The Right Word

a plate of spaghetti with meat and tomato sauce

Searching the other day, not for anything lost, but for something I could not find, I slowed enough to allow clarity to answer my search. I’ve done my best to remind myself as age intrudes I do not have a memory problem. I have a retrieval problem. On this day, retrieval seemed more problematic than usual.

This strain to retrieve imitates the sense one has having heard of a far off country, but not having visited, and can only imagine its described splendor through magazines and pictures. There might be some similarity to familiar surroundings, but without the local language and culture, the smells and sounds, the “joie de vivre” one gets by being there is lost.

Poetry drives a similar curiosity. A well-constructed poem elicits for the reader all those relatable shared memories and experiences. A good poet by elevating the mundane brings to mind tangible and intimate truth and says it through careful construction. But for all the good words on the page, a good poem comes to life not for what’s printed, but for the words erased, discarded and left to evaporate in the poet’s mind. The real truth is between the words, the wondering of meaning emanating from the void. We can never fully comprehend, only surmise.

Bringing the idea closer, more guttural, I would rather be in the kitchen with spaghetti sauce simmering and the noodles boiling, seeing the table set and the bread coming out of the oven than looking at a picture or watching a cooking show describing the process. To this simple Southern boy, it just ain’t the same. Just let me eat.

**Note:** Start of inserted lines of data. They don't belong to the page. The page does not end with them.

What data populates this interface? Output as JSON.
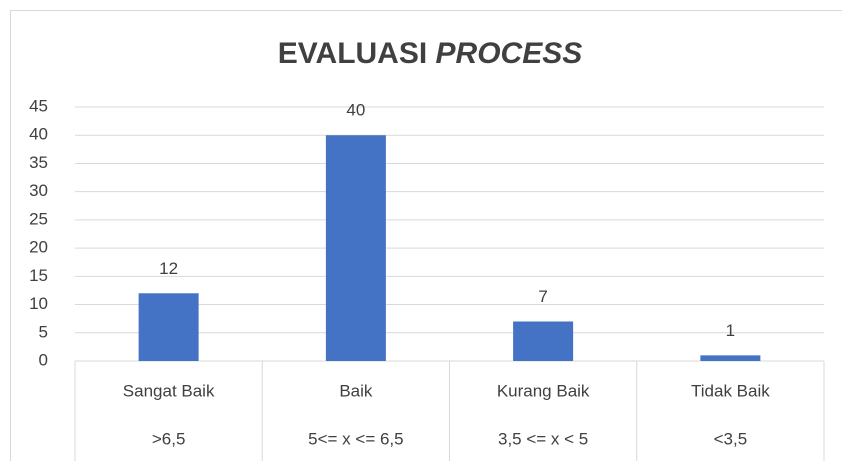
{
  "chart_data": {
    "type": "bar",
    "title": [
      "EVALUASI",
      "PROCESS"
    ],
    "categories": [
      "Sangat Baik",
      "Baik",
      "Kurang Baik",
      "Tidak Baik"
    ],
    "sublabels": [
      ">6,5",
      "5<= x <= 6,5",
      "3,5 <= x < 5",
      "<3,5"
    ],
    "values": [
      12,
      40,
      7,
      1
    ],
    "color": "#4472c4",
    "ylim": [
      0,
      45
    ],
    "yticks": [
      0,
      5,
      10,
      15,
      20,
      25,
      30,
      35,
      40,
      45
    ],
    "grid": true
  }
}
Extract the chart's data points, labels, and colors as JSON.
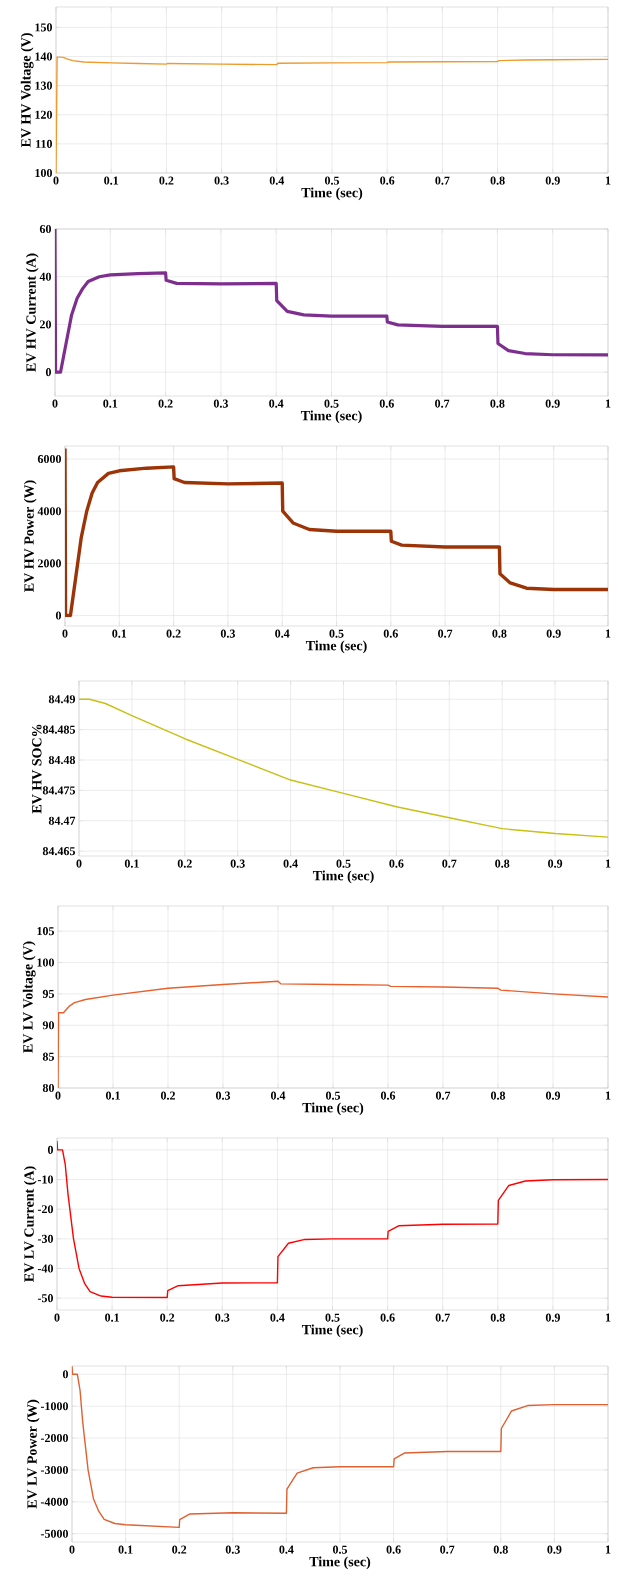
{
  "chart_data": [
    {
      "type": "line",
      "xlabel": "Time (sec)",
      "ylabel": "EV HV Voltage (V)",
      "color": "#ee9a2c",
      "grid": true,
      "xlim": [
        0,
        1
      ],
      "ylim": [
        100,
        157
      ],
      "xticks": [
        0,
        0.1,
        0.2,
        0.3,
        0.4,
        0.5,
        0.6,
        0.7,
        0.8,
        0.9,
        1
      ],
      "yticks": [
        100,
        110,
        120,
        130,
        140,
        150
      ],
      "x": [
        0,
        0.002,
        0.012,
        0.02,
        0.03,
        0.05,
        0.1,
        0.15,
        0.2,
        0.202,
        0.3,
        0.4,
        0.402,
        0.5,
        0.6,
        0.602,
        0.7,
        0.8,
        0.803,
        0.85,
        0.9,
        1
      ],
      "values": [
        100,
        139.8,
        139.8,
        139.2,
        138.6,
        138.1,
        137.8,
        137.6,
        137.4,
        137.6,
        137.4,
        137.2,
        137.7,
        137.8,
        137.9,
        138.1,
        138.2,
        138.3,
        138.6,
        138.8,
        138.9,
        139
      ]
    },
    {
      "type": "line",
      "xlabel": "Time (sec)",
      "ylabel": "EV HV Current (A)",
      "color": "#7e2f8e",
      "grid": true,
      "xlim": [
        0,
        1
      ],
      "ylim": [
        -10,
        60
      ],
      "xticks": [
        0,
        0.1,
        0.2,
        0.3,
        0.4,
        0.5,
        0.6,
        0.7,
        0.8,
        0.9,
        1
      ],
      "yticks": [
        0,
        20,
        40,
        60
      ],
      "x": [
        0,
        0.001,
        0.01,
        0.02,
        0.03,
        0.04,
        0.05,
        0.06,
        0.08,
        0.1,
        0.15,
        0.2,
        0.201,
        0.22,
        0.3,
        0.4,
        0.401,
        0.42,
        0.45,
        0.5,
        0.6,
        0.601,
        0.62,
        0.7,
        0.8,
        0.801,
        0.82,
        0.85,
        0.9,
        1
      ],
      "values": [
        60,
        0,
        0,
        12,
        24,
        31,
        35,
        38,
        40,
        40.8,
        41.3,
        41.6,
        38.5,
        37.2,
        37,
        37.2,
        30,
        25.5,
        24,
        23.5,
        23.5,
        21,
        19.8,
        19.2,
        19.2,
        12,
        9,
        7.8,
        7.3,
        7.2
      ]
    },
    {
      "type": "line",
      "xlabel": "Time (sec)",
      "ylabel": "EV HV Power (W)",
      "color": "#9c3408",
      "grid": true,
      "xlim": [
        0,
        1
      ],
      "ylim": [
        -400,
        6500
      ],
      "xticks": [
        0,
        0.1,
        0.2,
        0.3,
        0.4,
        0.5,
        0.6,
        0.7,
        0.8,
        0.9,
        1
      ],
      "yticks": [
        0,
        2000,
        4000,
        6000
      ],
      "x": [
        0,
        0.001,
        0.01,
        0.02,
        0.03,
        0.04,
        0.05,
        0.06,
        0.08,
        0.1,
        0.15,
        0.2,
        0.201,
        0.22,
        0.3,
        0.4,
        0.401,
        0.42,
        0.45,
        0.5,
        0.6,
        0.601,
        0.62,
        0.7,
        0.8,
        0.801,
        0.82,
        0.85,
        0.9,
        1
      ],
      "values": [
        6400,
        0,
        0,
        1500,
        3000,
        4000,
        4700,
        5100,
        5450,
        5550,
        5650,
        5700,
        5250,
        5100,
        5050,
        5080,
        4000,
        3550,
        3300,
        3230,
        3230,
        2850,
        2700,
        2630,
        2630,
        1600,
        1250,
        1050,
        1000,
        1000
      ]
    },
    {
      "type": "line",
      "xlabel": "Time (sec)",
      "ylabel": "EV HV SOC%",
      "color": "#c8c014",
      "grid": true,
      "xlim": [
        0,
        1
      ],
      "ylim": [
        84.4642,
        84.493
      ],
      "xticks": [
        0,
        0.1,
        0.2,
        0.3,
        0.4,
        0.5,
        0.6,
        0.7,
        0.8,
        0.9,
        1
      ],
      "yticks": [
        84.465,
        84.47,
        84.475,
        84.48,
        84.485,
        84.49
      ],
      "x": [
        0,
        0.02,
        0.05,
        0.1,
        0.2,
        0.3,
        0.4,
        0.5,
        0.6,
        0.7,
        0.8,
        0.9,
        1
      ],
      "values": [
        84.49,
        84.49,
        84.4893,
        84.4873,
        84.4835,
        84.4801,
        84.4767,
        84.4745,
        84.4723,
        84.4705,
        84.4687,
        84.4679,
        84.4673
      ]
    },
    {
      "type": "line",
      "xlabel": "Time (sec)",
      "ylabel": "EV LV Voltage (V)",
      "color": "#e8602c",
      "grid": true,
      "xlim": [
        0,
        1
      ],
      "ylim": [
        80,
        109
      ],
      "xticks": [
        0,
        0.1,
        0.2,
        0.3,
        0.4,
        0.5,
        0.6,
        0.7,
        0.8,
        0.9,
        1
      ],
      "yticks": [
        80,
        85,
        90,
        95,
        100,
        105
      ],
      "x": [
        0,
        0.001,
        0.01,
        0.02,
        0.03,
        0.05,
        0.1,
        0.2,
        0.3,
        0.4,
        0.405,
        0.5,
        0.6,
        0.605,
        0.7,
        0.8,
        0.805,
        0.9,
        1
      ],
      "values": [
        80,
        92,
        92,
        93,
        93.6,
        94.1,
        94.8,
        95.9,
        96.5,
        97,
        96.6,
        96.5,
        96.4,
        96.2,
        96.1,
        95.9,
        95.6,
        95,
        94.5
      ]
    },
    {
      "type": "line",
      "xlabel": "Time (sec)",
      "ylabel": "EV LV Current (A)",
      "color": "#ff0000",
      "grid": true,
      "xlim": [
        0,
        1
      ],
      "ylim": [
        -54,
        4
      ],
      "xticks": [
        0,
        0.1,
        0.2,
        0.3,
        0.4,
        0.5,
        0.6,
        0.7,
        0.8,
        0.9,
        1
      ],
      "yticks": [
        -50,
        -40,
        -30,
        -20,
        -10,
        0
      ],
      "x": [
        0,
        0.001,
        0.01,
        0.015,
        0.02,
        0.03,
        0.04,
        0.05,
        0.06,
        0.08,
        0.1,
        0.2,
        0.201,
        0.22,
        0.3,
        0.4,
        0.401,
        0.42,
        0.45,
        0.5,
        0.6,
        0.601,
        0.62,
        0.7,
        0.8,
        0.801,
        0.82,
        0.85,
        0.9,
        1
      ],
      "values": [
        3,
        0,
        0,
        -5,
        -15,
        -30,
        -40,
        -45,
        -47.8,
        -49.3,
        -49.7,
        -49.8,
        -47.5,
        -45.8,
        -44.9,
        -44.8,
        -36,
        -31.5,
        -30.2,
        -30,
        -30,
        -27.5,
        -25.6,
        -25.1,
        -25,
        -17,
        -12,
        -10.5,
        -10.1,
        -10
      ]
    },
    {
      "type": "line",
      "xlabel": "Time (sec)",
      "ylabel": "EV LV Power (W)",
      "color": "#e06030",
      "grid": true,
      "xlim": [
        0,
        1
      ],
      "ylim": [
        -5260,
        260
      ],
      "xticks": [
        0,
        0.1,
        0.2,
        0.3,
        0.4,
        0.5,
        0.6,
        0.7,
        0.8,
        0.9,
        1
      ],
      "yticks": [
        -5000,
        -4000,
        -3000,
        -2000,
        -1000,
        0
      ],
      "x": [
        0,
        0.001,
        0.01,
        0.015,
        0.02,
        0.03,
        0.04,
        0.05,
        0.06,
        0.08,
        0.1,
        0.15,
        0.2,
        0.201,
        0.22,
        0.3,
        0.4,
        0.401,
        0.42,
        0.45,
        0.5,
        0.6,
        0.601,
        0.62,
        0.7,
        0.8,
        0.801,
        0.82,
        0.85,
        0.9,
        1
      ],
      "values": [
        250,
        0,
        0,
        -500,
        -1500,
        -3000,
        -3900,
        -4300,
        -4550,
        -4680,
        -4720,
        -4760,
        -4800,
        -4560,
        -4380,
        -4340,
        -4360,
        -3600,
        -3100,
        -2930,
        -2900,
        -2900,
        -2650,
        -2470,
        -2420,
        -2420,
        -1700,
        -1150,
        -980,
        -950,
        -950
      ]
    }
  ]
}
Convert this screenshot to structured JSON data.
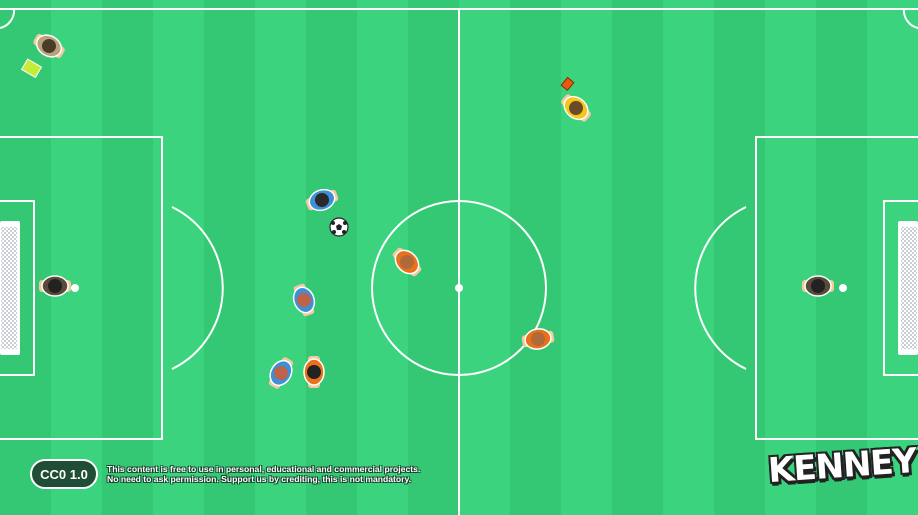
{
  "game": {
    "title": "Top-down soccer field",
    "colors": {
      "grass_light": "#3bd37e",
      "grass_dark": "#34c774",
      "lines": "#ffffff",
      "team_blue": "#3d8fd6",
      "team_orange": "#e8721c",
      "referee_yellow": "#f2c81a",
      "goalkeeper_dark": "#5a4a3a"
    },
    "players": [
      {
        "name": "linesman",
        "role": "assistant-referee",
        "shirt": "#b9a47a",
        "hair": "#4a3b2a",
        "icon": "flag-icon"
      },
      {
        "name": "referee",
        "role": "referee",
        "shirt": "#f2c81a",
        "hair": "#6b4a2a",
        "icon": "card-icon"
      },
      {
        "name": "blue-player-1",
        "role": "outfield",
        "shirt": "#3d8fd6",
        "hair": "#2a2a2a"
      },
      {
        "name": "blue-player-2",
        "role": "outfield",
        "shirt": "#3d8fd6",
        "hair": "#c0614a"
      },
      {
        "name": "blue-player-3",
        "role": "outfield",
        "shirt": "#3d8fd6",
        "hair": "#c0614a"
      },
      {
        "name": "orange-player-1",
        "role": "outfield",
        "shirt": "#e8721c",
        "hair": "#b06a3a"
      },
      {
        "name": "orange-player-2",
        "role": "outfield",
        "shirt": "#e8721c",
        "hair": "#b06a3a"
      },
      {
        "name": "orange-player-3",
        "role": "outfield",
        "shirt": "#e8721c",
        "hair": "#222222"
      },
      {
        "name": "goalkeeper-left",
        "role": "goalkeeper",
        "shirt": "#5a4a3a",
        "hair": "#222222"
      },
      {
        "name": "goalkeeper-right",
        "role": "goalkeeper",
        "shirt": "#5a4a3a",
        "hair": "#222222"
      }
    ]
  },
  "footer": {
    "license_badge": "CC0 1.0",
    "notice_line1": "This content is free to use in personal, educational and commercial projects.",
    "notice_line2": "No need to ask permission. Support us by crediting, this is not mandatory.",
    "logo": "KENNEY"
  }
}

Not lost to me, in my search I could not find the right word. The sense of it all was there, but I needed a word to transpose that sense into conciseness. Looking for the right one can be difficult, especially to a diction-challenged writer. Sometimes the Word has to come when not looking, when quiet and unsuspecting, rising into consciousness as though suddenly tapped on the shoulder from behind. And then, all is clear.

When the Word came, my burden lifted, the air freshened, the sun burned away the fog and everything appeared as if it had always been that way. In a burst of light, my angst faded.

“In the beginning was the Word, and the Word was with God, and the Word was God. He was in the beginning with God. All things were made through Him, and without Him nothing was made that was made. In Him was life, and the life was the light of men. And the light shines in the darkness, and the darkness did not comprehend it” (John 1: 1-5).

Maybe the Word was looking for me.

Maybe the sense I felt reflected that Word all along.

Maybe the Word I needed was there all the time.

“For the Son of Man came to seek and to save the lost” (Luke 19:10).